General reproducing properties in RKHS with application to derivative and integral operators
Fatima-Zahrae El-Boukkouri, Josselin Garnier, Olivier Roustant
TL;DR
This work develops a unified framework for reproducing properties in RKHS that extends beyond the classic evaluation functional to broader linear operators, including derivatives and integrals. It introduces the closure of finite combinations of composition operators and provides a necessary-and-sufficient criterion, via the Loève criterion, for the generalized reproducing property to hold and for operator representers to converge. The derivative reproducing property is established under mild kernel regularity, namely $K$ being $C^1$ with a continuous cross-derivative near the diagonal, yielding $f'(x) = \langle f, \partial K/\partial x_1(x, \cdot)\rangle$ and a corresponding norm identity, under which all functions in the RKHS are differentiable. Additionally, the paper proves a minimal condition for mean embedding in RKHS with improper Riemann integrals: if $\iint |K(x,y)| p(x)p(y) \, dx\, dy$ is finite, then $\mu_p(x) = \int K(x,y) p(y) \, dy$ exists in $\mathcal{H}$ and satisfies the RKHS moment relation $\mathbb{E}_{X\sim p}[f(X)] = \langle f, \mu_p \rangle$, with a weaker requirement than the usual Lebesgue-style criterion and a concrete kernel example illustrating the relaxation.
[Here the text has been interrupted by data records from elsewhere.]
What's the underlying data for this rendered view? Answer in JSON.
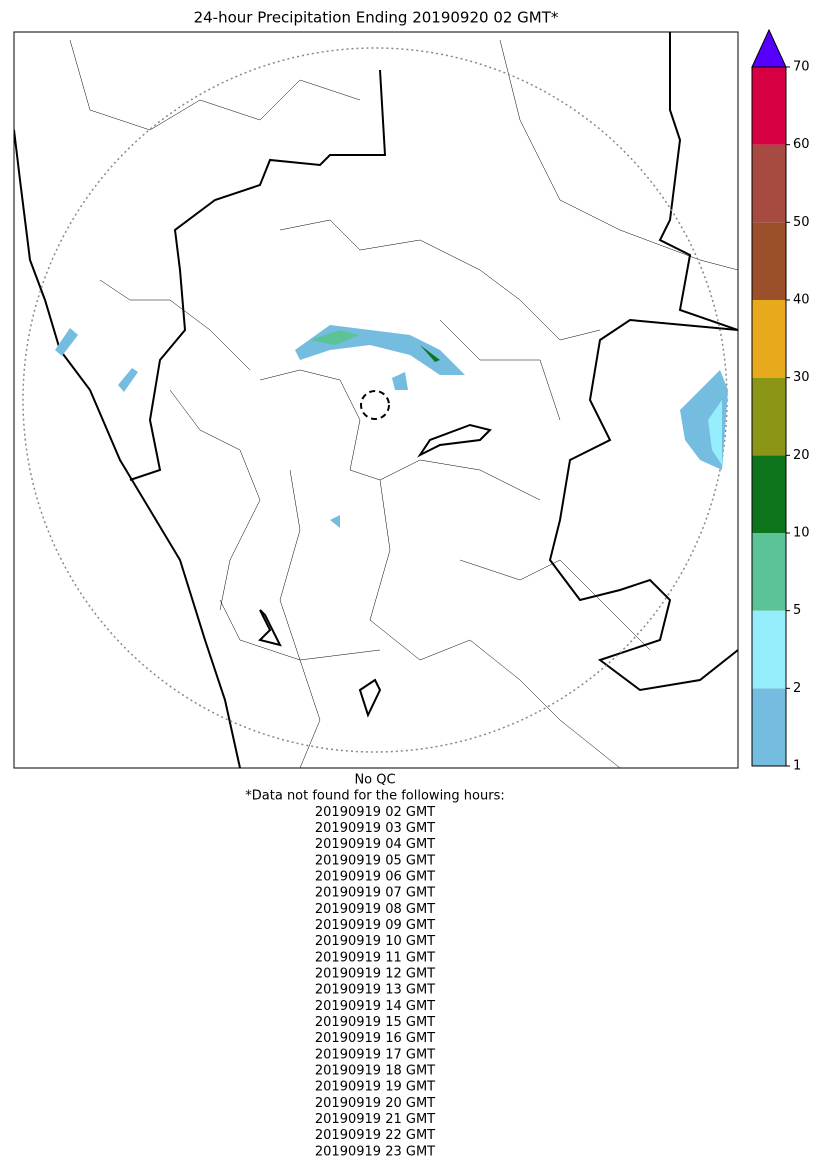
{
  "title": "24-hour Precipitation Ending 20190920 02 GMT*",
  "colorbar": {
    "bounds": [
      1,
      2,
      5,
      10,
      20,
      30,
      40,
      50,
      60,
      70
    ],
    "colors": [
      "#74bde0",
      "#96eefc",
      "#5cc399",
      "#0e741c",
      "#8b9516",
      "#e7aa1c",
      "#9b4f2a",
      "#a64a42",
      "#d60042"
    ],
    "extend_color": "#5500ff"
  },
  "footer": {
    "qc": "No QC",
    "note": "*Data not found for the following hours:",
    "hours": [
      "20190919 02 GMT",
      "20190919 03 GMT",
      "20190919 04 GMT",
      "20190919 05 GMT",
      "20190919 06 GMT",
      "20190919 07 GMT",
      "20190919 08 GMT",
      "20190919 09 GMT",
      "20190919 10 GMT",
      "20190919 11 GMT",
      "20190919 12 GMT",
      "20190919 13 GMT",
      "20190919 14 GMT",
      "20190919 15 GMT",
      "20190919 16 GMT",
      "20190919 17 GMT",
      "20190919 18 GMT",
      "20190919 19 GMT",
      "20190919 20 GMT",
      "20190919 21 GMT",
      "20190919 22 GMT",
      "20190919 23 GMT"
    ]
  }
}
These results enable representer-theorem-style solutions for learning with function values, gradients, or other operators within a broad operator class.
Abstract
In this paper, we consider the reproducing property in Reproducing Kernel Hilbert Spaces (RKHS). We establish a reproducing property for the closure of the class of combinations of composition operators under minimal conditions. This allows to revisit the sufficient conditions for the reproducing property to hold for the derivative operator, as well as for the existence of the mean embedding function. These results provide a framework of application of the representer theorem for regularized learning algorithms that involve data for function values, gradients, or any other operator from the considered class.